Aaron Donald got paid, now Rams' Super Bowl window tightens – ESPN (blog)


THOUSAND OAKS, Calif. — The Los Angeles Rams just made Aaron Donald the highest-paid defensive player in NFL history, with a $135 million, six-year contract extension that features $87 million guaranteed, according to ESPN’s Adam Schefter.

One season after coach Sean McVay led the Rams to their first division title in 14 seasons and first playoff appearance since 2004, with the reigning defensive player of the year locked up, their Super Bowl window is wide-open.

But it could close just as fast — we’re talking within two seasons — with contracts expiring and paydays looming for several defensive playmakers as well as quarterback Jared Goff.

Goff, the first pick in 2016, was on his way to being considered a bust after seven winless starts as a rookie. He completed a dramatic turnaround in his second season, catapulting the Rams’ offense from the lowest-scoring in the league to the highest, averaging 29.9 points per game.

Goff is entering his third season and will be looking for a new deal after 2019. It’ll be costly. With Donald’s deal done, Goff’s deal becomes the priority.

For comparison’s sake, the Minnesota Vikings recently signed free agent Kirk Cousins to a three-year deal worth $84 million fully guaranteed, and the Atlanta Falcons gave Matt Ryan a five-year, $150 million extension that included $94.5 million fully guaranteed at signing. What the QB market looks like in two seasons remains to be seen, but it’s not an issue that the Rams have to address immediately.

The Rams have, however, been proactive in making sure Goff’s top playmakers will be around for the foreseeable future.

Reigning NFL Offensive Player of the Year Todd Gurley was awarded a four-year, $60 million extension — with $45 million guaranteed, before training camp opened, keeping him with the team through 2023.

Also under contract for the next five seasons is Brandin Cooks, whom the Rams acquired in an offseason trade with the New England Patriots. Cooks received a five-year, $81 million extension before ever playing a snap in Los Angeles.

Robert Woods is in the second season of a five-year, $39 million contract, and Cooper Kupp is on his rookie deal through 2020.

The Rams’ most pressing offensive concern — other than paying Goff — is their line. This is where things get tricky. The Rams hope this year’s draft class — with their first pick coming in the third round — develops quickly.

Right tackle Rob Havenstein signed a four-year, $32.5 million extension earlier this month, keeping him around through 2022.

But right guard Jamon Brown and left guard Rodger Saffold have contracts set to expire after the season, and left tackle Andrew Whitworth, 36, and center John Sullivan‘s, 33, will be done after 2019.

The Rams drafted three linemen in April, including third-round pick Joseph Noteboom, who can take over for Whitworth (a four-time Pro Bowl selection), and fourth-round pick Brian Allen, who can replace Sullivan. That will save considerable cash, considering Whitworth is playing on a three-year deal worth nearly $34 million and Sullivan is on a two-year deal worth nearly $11 million.

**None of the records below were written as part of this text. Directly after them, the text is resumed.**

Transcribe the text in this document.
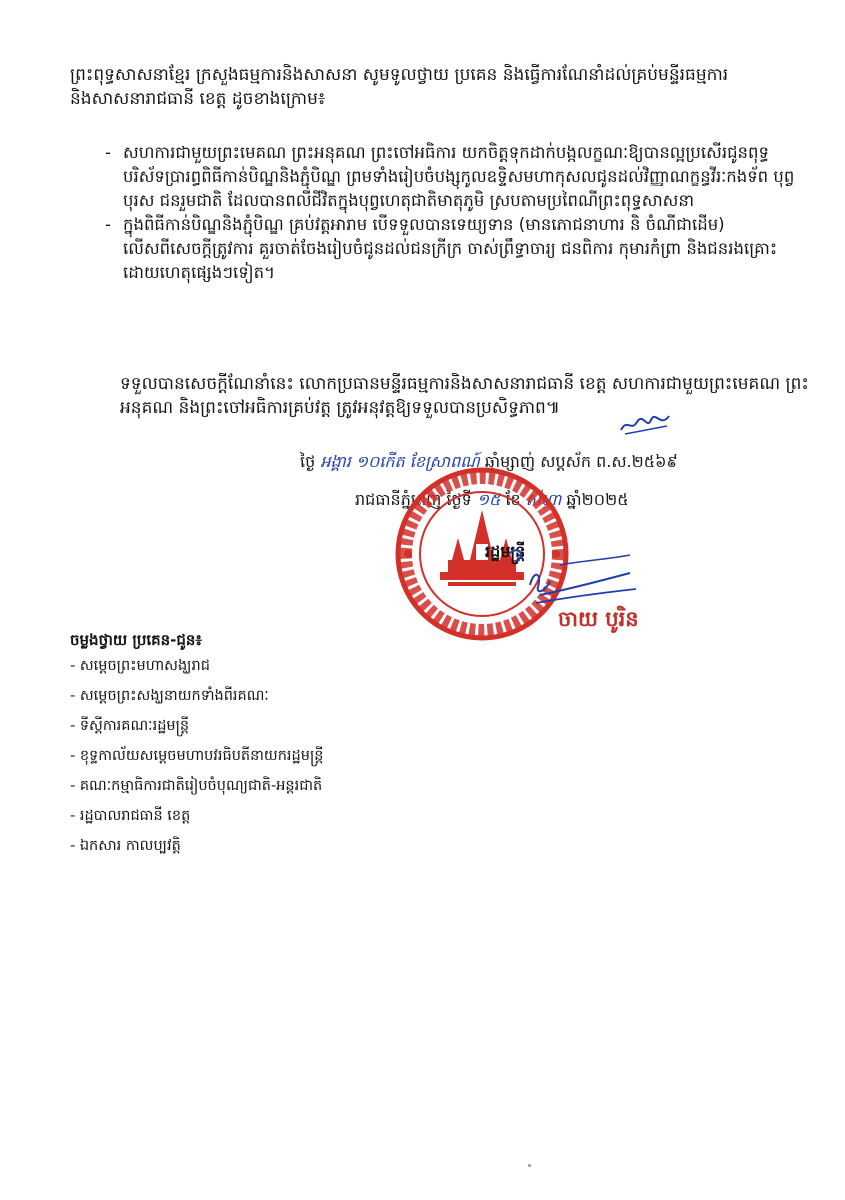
ព្រះពុទ្ធសាសនាខ្មែរ ក្រសួងធម្មការនិងសាសនា សូមទូលថ្វាយ ប្រគេន និងធ្វើការណែនាំដល់គ្រប់មន្ទីរធម្មការ

និងសាសនារាជធានី ខេត្ត ដូចខាងក្រោម៖

- សហការជាមួយព្រះមេគណ ព្រះអនុគណ ព្រះចៅអធិការ យកចិត្តទុកដាក់បង្កលក្ខណៈឱ្យបានល្អប្រសើរជូនពុទ្ធបរិស័ទប្រារព្ធពិធីកាន់បិណ្ឌនិងភ្ជុំបិណ្ឌ ព្រមទាំងរៀបចំបង្សុកូលឧទ្ទិសមហាកុសលជូនដល់វិញ្ញាណក្ខន្ធវីរៈកងទ័ព បុព្វបុរស ជនរួមជាតិ ដែលបានពលីជីវិតក្នុងបុព្វហេតុជាតិមាតុភូមិ ស្របតាមប្រពៃណីព្រះពុទ្ធសាសនា
- ក្នុងពិធីកាន់បិណ្ឌនិងភ្ជុំបិណ្ឌ គ្រប់វត្តអារាម បើទទួលបានទេយ្យទាន (មានភោជនាហារ និ ចំណីជាដើម) លើសពីសេចក្តីត្រូវការ គួរចាត់ចែងរៀបចំជូនដល់ជនក្រីក្រ ចាស់ព្រឹទ្ធាចារ្យ ជនពិការ កុមារកំព្រា និងជនរងគ្រោះដោយហេតុផ្សេងៗទៀត។

ទទួលបានសេចក្តីណែនាំនេះ លោកប្រធានមន្ទីរធម្មការនិងសាសនារាជធានី ខេត្ត សហការជាមួយព្រះមេគណ ព្រះអនុគណ និងព្រះចៅអធិការគ្រប់វត្ត ត្រូវអនុវត្តឱ្យទទួលបានប្រសិទ្ធភាព៕

ថ្ងៃ អង្គារ ១០កើត ខែស្រាពណ៍ ឆ្នាំម្សាញ់ សប្តស័ក ព.ស.២៥៦៩
រាជធានីភ្នំពេញ ថ្ងៃទី ១៥ ខែ សីហា ឆ្នាំ២០២៥
រដ្ឋមន្ត្រី
ចាយ បូរិន
ចម្លងថ្វាយ ប្រគេន-ជូន៖
- សម្តេចព្រះមហាសង្ឃរាជ
- សម្តេចព្រះសង្ឃនាយកទាំងពីរគណៈ
- ទីស្តីការគណៈរដ្ឋមន្ត្រី
- ខុទ្ទកាល័យសម្តេចមហាបវរធិបតីនាយករដ្ឋមន្ត្រី
- គណៈកម្មាធិការជាតិរៀបចំបុណ្យជាតិ-អន្តរជាតិ
- រដ្ឋបាលរាជធានី ខេត្ត
- ឯកសារ កាលប្បវត្តិ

Austin Blythe, a proven backup, is a candidate to move into Brown’s spot, and Saffold — the Rams’ longest-tenured player — has expressed that he wants to remain with the team, perhaps at a hometown discount.

And then there’s the defense. The Rams boast a defensive line with three first-round picks: Donald, Ndamukong Suh — who is playing on a one-year, $14 million deal — and Michael Brockers, whose contract expires after the 2019 season. The star-studded secondary that underwent the biggest offseason makeover with the additions of All-Pro cornerbacks Marcus Peters and Aqib Talib also might not be together long. The Rams exercised Peters’ fifth-year option — he’s scheduled to earn $1.7 million this season and $9 million next — and will remain with the team at least through 2019. So will Talib.

But if the Rams decide they want to keep Peters long-term, and that’s likely, given he has a league-high 19 interceptions over the past three seasons, they’ll need to get his deal done after this season. It could cost $10 million to $15 million per season.

Talib, 32, a five-time Pro Bowl selection, is scheduled to earn $19 million in two seasons and will likely need to be replaced.

Safety Lamarcus Joyner will play this season on the franchise tag and earn almost $11.3 million after the two sides were unable to come to terms on a long-term extension. With Donald’s deal done, he’s no longer a candidate to occupy the franchise tag in 2019, and it could be used on Joyner again.

Linebacker Mark Barron, a first-round pick in 2012, is entering the third season of a five-year, $45 million deal. If future money is needed, Barron is among candidates for release.

The Rams have long known that extending Donald would require record-setting money. As they’ve completed other deals, Donald’s numbers have been taken into account. But with Donald’s deal now complete, the Rams were able to maintain about $5 million in cap space.

Next season the Rams are in decent shape, with $58 million available under the salary cap before Donald’s deal. But even with that amount of money, it’s likely that a star or two will become a cap-space casualty.

The good news, in 2020 there’s more than $113 million in cap space (before Donald’s deal), leaving room to give Goff the contract he’ll likely be seeking.

But with limited funds, the Rams won’t be able to keep all their stars, not into the foreseeable future.

That’s why this season and next, it’s Super Bowl or bust.

ESPN’s Dan Graziano contributed to this report.